For anyone who loves marmite this is a dream! It gets gobbled up so quickly because you can just keep pinching at it here and there, with the rationalisation that if you haven’t had a whole slice you haven’t really eaten much right? Before you know it it’s all GONE!
- 260g strong white bread flour
- 125g plain flour
- 240ml water
- 7g fast action yeast
- 2 tbsp sugar
- 3/4 tsp salt
- 2 tbsp unsalted butter (melted)
- Beaten egg (to brush on top)
- 100g grated cheese, plus a little extra to sprinkle on top (I used cheddar but you could probably use any hard cheese)
- 3 tbsp of marmite, plus extra to drizzle on top (warmed so it’s nice and runny – also you can use more or less according to your taste)
- pepper (to taste)
1) Mix flours, yeast, sugar and salt. Ensure yeast does not directly touch the salt!
2) Add water and melted butter
3) Mix and knead til smooth and passes the window pane test.
4) Let rise in a bowl covered with cling film for approximately 1 hour or doubled in size.
5) Roll into a rectangle
6) Brush with warm marmite (mixed with a little water to thin), then sprinkle over cheese. Sprinkle with a bit of pepper to taste.
7) Have the long side facing you. Cut the dough into 6 strips. Stack these strips on top of each other. You should now have a tower of 6 strips.
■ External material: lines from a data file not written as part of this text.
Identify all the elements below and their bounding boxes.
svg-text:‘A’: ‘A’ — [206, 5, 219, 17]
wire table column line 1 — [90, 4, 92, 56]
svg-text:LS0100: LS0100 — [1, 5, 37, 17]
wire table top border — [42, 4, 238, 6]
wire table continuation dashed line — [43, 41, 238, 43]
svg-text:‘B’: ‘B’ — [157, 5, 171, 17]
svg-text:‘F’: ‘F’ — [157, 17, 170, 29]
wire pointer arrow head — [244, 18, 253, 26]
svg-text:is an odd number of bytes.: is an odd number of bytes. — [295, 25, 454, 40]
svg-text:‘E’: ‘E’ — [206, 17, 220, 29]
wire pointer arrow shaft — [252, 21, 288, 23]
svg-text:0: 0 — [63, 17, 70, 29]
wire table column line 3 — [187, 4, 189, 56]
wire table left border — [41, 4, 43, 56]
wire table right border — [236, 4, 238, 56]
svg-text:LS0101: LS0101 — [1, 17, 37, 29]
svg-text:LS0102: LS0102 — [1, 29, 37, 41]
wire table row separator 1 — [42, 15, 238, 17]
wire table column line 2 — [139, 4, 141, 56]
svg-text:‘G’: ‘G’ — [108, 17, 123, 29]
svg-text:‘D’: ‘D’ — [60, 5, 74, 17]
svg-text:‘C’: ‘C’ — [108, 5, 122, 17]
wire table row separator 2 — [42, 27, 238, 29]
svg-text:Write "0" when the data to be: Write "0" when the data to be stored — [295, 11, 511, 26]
8) Cut your tower into 6 roughly equal pieces. This might be a bit messy or it might not look the most even but that doesn’t matter, it adds to its charm!
9) Grease a loaf tin. Stack the squares on their sides into the loaf tin. They should all be lined up, touching but not tightly pressed together as you need to leave room for them to rise a little. Sprinkle a little extra cheese on top.
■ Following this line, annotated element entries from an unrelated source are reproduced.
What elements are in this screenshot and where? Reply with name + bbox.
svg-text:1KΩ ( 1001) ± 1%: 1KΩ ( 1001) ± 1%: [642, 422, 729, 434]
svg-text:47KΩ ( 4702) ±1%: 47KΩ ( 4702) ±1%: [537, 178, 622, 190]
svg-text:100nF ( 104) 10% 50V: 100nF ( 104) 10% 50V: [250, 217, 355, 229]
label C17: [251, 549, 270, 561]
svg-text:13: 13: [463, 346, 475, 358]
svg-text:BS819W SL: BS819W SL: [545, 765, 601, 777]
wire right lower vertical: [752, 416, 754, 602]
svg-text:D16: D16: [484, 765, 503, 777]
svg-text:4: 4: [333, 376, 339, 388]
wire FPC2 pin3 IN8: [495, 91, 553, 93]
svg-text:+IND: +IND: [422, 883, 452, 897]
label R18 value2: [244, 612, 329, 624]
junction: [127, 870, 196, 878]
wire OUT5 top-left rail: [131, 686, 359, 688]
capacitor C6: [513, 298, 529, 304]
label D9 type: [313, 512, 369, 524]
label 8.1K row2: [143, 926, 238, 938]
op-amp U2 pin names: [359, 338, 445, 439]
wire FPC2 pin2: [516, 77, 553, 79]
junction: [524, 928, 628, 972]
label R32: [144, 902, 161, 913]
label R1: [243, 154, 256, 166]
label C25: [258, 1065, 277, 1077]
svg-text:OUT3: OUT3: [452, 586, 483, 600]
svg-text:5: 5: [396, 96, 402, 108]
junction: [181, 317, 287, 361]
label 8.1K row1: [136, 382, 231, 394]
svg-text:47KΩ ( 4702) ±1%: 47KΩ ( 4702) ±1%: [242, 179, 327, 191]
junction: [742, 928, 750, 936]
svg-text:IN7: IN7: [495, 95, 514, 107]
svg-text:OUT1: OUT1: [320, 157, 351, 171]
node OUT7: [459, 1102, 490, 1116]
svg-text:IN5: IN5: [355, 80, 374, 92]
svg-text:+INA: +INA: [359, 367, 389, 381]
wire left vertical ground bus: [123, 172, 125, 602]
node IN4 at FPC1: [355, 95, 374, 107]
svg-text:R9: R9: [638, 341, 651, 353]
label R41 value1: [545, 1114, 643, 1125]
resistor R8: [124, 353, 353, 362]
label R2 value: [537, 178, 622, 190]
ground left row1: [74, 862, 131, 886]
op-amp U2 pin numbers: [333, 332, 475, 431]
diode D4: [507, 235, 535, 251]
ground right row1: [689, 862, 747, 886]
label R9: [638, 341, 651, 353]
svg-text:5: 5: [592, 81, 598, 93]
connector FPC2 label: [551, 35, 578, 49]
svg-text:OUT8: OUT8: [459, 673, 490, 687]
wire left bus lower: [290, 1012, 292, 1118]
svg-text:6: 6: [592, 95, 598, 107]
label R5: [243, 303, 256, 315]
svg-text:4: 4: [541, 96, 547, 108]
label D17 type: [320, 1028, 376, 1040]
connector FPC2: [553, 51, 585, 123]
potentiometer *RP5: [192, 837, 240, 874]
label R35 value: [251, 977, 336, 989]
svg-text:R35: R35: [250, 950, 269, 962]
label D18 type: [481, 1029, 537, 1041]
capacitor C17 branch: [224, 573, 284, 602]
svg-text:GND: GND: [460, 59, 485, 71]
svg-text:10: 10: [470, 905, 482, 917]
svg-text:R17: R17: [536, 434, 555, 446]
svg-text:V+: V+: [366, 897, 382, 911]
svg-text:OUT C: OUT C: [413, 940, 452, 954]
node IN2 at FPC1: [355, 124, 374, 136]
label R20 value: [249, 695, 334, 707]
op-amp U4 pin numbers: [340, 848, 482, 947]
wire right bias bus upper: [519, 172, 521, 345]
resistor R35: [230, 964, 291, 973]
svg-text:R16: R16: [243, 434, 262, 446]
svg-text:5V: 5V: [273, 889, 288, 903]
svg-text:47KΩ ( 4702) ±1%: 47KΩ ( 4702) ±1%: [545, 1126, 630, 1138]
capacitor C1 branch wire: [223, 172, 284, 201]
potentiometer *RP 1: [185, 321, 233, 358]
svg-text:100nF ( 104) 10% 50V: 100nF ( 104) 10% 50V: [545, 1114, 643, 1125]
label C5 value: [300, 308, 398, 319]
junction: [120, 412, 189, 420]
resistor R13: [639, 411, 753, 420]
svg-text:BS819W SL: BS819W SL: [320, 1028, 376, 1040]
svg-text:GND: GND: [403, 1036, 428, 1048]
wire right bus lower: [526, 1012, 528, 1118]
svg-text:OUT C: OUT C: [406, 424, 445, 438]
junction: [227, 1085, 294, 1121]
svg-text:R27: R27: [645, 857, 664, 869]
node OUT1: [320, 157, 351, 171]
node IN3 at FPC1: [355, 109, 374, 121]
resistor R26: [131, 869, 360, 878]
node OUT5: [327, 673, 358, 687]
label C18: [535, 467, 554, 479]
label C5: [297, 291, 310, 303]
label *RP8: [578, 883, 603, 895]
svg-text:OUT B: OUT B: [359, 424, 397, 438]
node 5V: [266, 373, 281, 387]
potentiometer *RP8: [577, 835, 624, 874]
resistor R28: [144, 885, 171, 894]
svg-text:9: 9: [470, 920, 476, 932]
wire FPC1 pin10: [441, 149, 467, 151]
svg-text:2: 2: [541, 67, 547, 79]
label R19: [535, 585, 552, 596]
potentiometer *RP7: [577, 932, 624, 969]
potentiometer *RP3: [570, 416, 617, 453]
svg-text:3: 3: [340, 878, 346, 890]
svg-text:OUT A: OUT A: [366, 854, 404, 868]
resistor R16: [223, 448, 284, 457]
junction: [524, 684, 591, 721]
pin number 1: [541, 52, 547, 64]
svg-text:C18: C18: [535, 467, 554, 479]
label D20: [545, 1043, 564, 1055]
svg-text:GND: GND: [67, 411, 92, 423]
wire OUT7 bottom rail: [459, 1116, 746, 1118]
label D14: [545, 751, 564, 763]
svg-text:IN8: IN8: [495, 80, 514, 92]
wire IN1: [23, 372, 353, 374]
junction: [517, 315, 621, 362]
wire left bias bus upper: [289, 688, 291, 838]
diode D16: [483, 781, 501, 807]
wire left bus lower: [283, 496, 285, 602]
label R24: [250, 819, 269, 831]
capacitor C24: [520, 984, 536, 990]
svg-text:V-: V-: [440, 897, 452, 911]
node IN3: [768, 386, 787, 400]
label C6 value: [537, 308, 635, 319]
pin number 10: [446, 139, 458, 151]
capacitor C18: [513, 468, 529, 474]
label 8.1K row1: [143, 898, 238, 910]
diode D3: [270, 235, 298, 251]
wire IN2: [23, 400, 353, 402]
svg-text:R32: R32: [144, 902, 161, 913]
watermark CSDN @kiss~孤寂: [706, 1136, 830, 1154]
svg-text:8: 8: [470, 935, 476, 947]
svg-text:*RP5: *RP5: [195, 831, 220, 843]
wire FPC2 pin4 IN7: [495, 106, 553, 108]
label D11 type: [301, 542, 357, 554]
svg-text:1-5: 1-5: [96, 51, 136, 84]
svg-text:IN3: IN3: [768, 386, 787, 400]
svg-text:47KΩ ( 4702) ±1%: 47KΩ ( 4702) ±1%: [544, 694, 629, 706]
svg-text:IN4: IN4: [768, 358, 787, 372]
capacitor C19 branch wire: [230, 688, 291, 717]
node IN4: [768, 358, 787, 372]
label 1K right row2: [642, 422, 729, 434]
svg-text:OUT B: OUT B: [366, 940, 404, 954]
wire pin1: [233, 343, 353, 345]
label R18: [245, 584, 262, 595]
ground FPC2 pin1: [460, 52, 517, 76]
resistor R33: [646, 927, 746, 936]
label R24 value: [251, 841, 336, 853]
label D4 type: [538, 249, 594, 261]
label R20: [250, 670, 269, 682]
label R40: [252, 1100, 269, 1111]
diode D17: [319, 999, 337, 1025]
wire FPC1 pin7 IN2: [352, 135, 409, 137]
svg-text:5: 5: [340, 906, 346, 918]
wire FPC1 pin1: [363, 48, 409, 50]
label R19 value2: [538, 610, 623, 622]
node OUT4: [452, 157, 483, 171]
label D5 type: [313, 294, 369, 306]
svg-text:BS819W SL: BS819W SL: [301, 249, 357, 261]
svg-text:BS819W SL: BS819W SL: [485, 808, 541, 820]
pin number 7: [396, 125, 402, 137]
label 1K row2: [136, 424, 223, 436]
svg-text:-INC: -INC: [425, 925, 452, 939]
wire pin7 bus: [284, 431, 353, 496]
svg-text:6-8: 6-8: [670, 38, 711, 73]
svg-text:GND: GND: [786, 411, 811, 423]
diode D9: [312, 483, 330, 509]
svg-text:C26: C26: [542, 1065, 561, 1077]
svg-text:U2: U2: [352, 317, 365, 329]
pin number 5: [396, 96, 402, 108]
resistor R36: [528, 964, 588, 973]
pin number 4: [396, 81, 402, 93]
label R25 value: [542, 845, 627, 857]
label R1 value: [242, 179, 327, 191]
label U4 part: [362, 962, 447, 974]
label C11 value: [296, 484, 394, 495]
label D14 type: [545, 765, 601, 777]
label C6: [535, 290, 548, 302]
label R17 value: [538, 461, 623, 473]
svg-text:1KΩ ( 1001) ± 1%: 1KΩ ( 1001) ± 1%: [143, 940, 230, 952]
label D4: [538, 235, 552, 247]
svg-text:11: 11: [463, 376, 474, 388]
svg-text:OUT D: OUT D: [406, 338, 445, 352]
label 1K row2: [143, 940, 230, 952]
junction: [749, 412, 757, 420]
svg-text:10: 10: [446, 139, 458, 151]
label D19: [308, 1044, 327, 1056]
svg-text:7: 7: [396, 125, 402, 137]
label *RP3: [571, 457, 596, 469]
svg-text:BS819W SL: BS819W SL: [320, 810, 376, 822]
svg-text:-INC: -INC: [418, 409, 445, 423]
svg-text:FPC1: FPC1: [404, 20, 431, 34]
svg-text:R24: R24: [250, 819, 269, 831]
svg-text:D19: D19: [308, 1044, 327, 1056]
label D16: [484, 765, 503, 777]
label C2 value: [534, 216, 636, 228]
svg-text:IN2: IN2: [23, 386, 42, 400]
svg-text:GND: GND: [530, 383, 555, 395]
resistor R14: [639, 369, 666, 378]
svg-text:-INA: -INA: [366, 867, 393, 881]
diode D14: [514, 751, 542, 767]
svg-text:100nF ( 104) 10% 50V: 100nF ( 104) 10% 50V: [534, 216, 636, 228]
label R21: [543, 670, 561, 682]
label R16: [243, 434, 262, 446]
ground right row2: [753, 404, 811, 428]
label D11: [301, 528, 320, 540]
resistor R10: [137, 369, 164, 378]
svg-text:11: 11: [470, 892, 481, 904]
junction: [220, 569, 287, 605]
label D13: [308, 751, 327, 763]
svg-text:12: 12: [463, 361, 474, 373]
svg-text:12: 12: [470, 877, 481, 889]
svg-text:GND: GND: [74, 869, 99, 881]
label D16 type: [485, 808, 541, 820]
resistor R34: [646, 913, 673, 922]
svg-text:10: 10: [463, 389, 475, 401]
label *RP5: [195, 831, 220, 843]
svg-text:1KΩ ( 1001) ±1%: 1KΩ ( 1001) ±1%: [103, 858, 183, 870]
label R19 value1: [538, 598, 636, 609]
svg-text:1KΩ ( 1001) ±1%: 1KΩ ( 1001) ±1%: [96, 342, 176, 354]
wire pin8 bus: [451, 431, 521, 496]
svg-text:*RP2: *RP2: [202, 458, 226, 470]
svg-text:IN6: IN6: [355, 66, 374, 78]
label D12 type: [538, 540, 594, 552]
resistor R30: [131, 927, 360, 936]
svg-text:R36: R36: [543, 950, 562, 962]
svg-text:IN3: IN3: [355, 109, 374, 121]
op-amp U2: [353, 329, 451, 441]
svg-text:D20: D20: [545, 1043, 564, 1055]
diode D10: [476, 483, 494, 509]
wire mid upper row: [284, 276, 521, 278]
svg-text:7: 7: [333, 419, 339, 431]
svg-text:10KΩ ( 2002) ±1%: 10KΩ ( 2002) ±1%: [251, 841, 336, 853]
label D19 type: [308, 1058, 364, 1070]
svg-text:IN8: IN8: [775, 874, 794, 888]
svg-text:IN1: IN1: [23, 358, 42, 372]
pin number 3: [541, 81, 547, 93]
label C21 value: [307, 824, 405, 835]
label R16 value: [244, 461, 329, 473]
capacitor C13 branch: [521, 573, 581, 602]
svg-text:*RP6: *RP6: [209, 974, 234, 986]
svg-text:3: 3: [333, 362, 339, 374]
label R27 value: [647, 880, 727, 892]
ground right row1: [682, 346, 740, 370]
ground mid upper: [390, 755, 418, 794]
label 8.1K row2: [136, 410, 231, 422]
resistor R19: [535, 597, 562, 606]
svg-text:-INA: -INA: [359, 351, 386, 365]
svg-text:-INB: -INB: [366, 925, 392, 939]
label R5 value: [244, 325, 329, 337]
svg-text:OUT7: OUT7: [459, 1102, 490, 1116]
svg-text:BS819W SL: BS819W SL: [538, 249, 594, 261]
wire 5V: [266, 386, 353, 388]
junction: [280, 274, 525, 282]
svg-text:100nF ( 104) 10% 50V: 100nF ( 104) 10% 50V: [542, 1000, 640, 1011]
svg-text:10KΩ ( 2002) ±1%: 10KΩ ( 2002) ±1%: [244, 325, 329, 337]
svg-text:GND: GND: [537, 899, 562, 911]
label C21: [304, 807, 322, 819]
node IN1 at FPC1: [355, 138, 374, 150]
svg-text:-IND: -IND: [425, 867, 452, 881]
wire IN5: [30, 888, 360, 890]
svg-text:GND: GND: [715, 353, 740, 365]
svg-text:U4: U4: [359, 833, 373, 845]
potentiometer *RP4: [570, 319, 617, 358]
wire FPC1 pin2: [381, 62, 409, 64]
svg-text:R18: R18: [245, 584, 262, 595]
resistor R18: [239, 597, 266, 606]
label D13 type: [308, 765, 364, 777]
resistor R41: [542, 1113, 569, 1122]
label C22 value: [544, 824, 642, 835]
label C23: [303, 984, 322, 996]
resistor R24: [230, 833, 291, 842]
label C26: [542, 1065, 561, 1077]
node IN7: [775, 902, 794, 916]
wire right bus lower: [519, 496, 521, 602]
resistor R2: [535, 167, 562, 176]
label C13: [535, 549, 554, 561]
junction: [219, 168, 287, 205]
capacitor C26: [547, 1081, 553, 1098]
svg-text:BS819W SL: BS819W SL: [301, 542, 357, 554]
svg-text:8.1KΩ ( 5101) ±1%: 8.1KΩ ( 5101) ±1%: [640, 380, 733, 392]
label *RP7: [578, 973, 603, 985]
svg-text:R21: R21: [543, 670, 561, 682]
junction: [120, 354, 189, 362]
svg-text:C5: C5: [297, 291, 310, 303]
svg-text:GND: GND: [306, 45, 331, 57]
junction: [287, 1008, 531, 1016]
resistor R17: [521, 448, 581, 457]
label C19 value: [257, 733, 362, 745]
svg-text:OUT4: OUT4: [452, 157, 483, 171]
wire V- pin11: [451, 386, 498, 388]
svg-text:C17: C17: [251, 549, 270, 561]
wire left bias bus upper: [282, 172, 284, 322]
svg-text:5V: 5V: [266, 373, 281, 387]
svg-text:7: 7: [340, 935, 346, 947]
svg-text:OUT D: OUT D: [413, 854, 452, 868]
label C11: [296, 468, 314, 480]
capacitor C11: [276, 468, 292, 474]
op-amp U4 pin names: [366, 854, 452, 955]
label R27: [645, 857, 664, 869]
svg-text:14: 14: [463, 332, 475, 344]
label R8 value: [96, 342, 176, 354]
10) Let rise for 40 mins whilst covered to rise. Meanwhile, preheat oven to 180C.
11) Bake for 35-45 mins.
12) Drizzle with marmite to finish…
Voila! Tear and share.
TIP: As you can see from my picture the tin was too small, that is why the sides are bursting to get out. I had that small tin and a tin that was just too big. None were a perfect sized tin. But I made a variation of this recipe using lemon and lime and put a bit of scrunched up foil at one end of the too-big-tin to help the loaf hold its shape. In the end it was just right!
I wish I had a picture of the lemon and lime one, but sadly I lost the camera it was saved on. The recipe for the dough is the same but you can add poppy seeds (2-3 tbsp).
The lemon and lime filling was:
- 1 lime (grated rind)
- 4 lemons (grated rind)
- 40g melted butter
- 110g caster sugar
I will make it again and post a picture!
Thanks for reading! Has anyone got any other ideas for tasty fillings?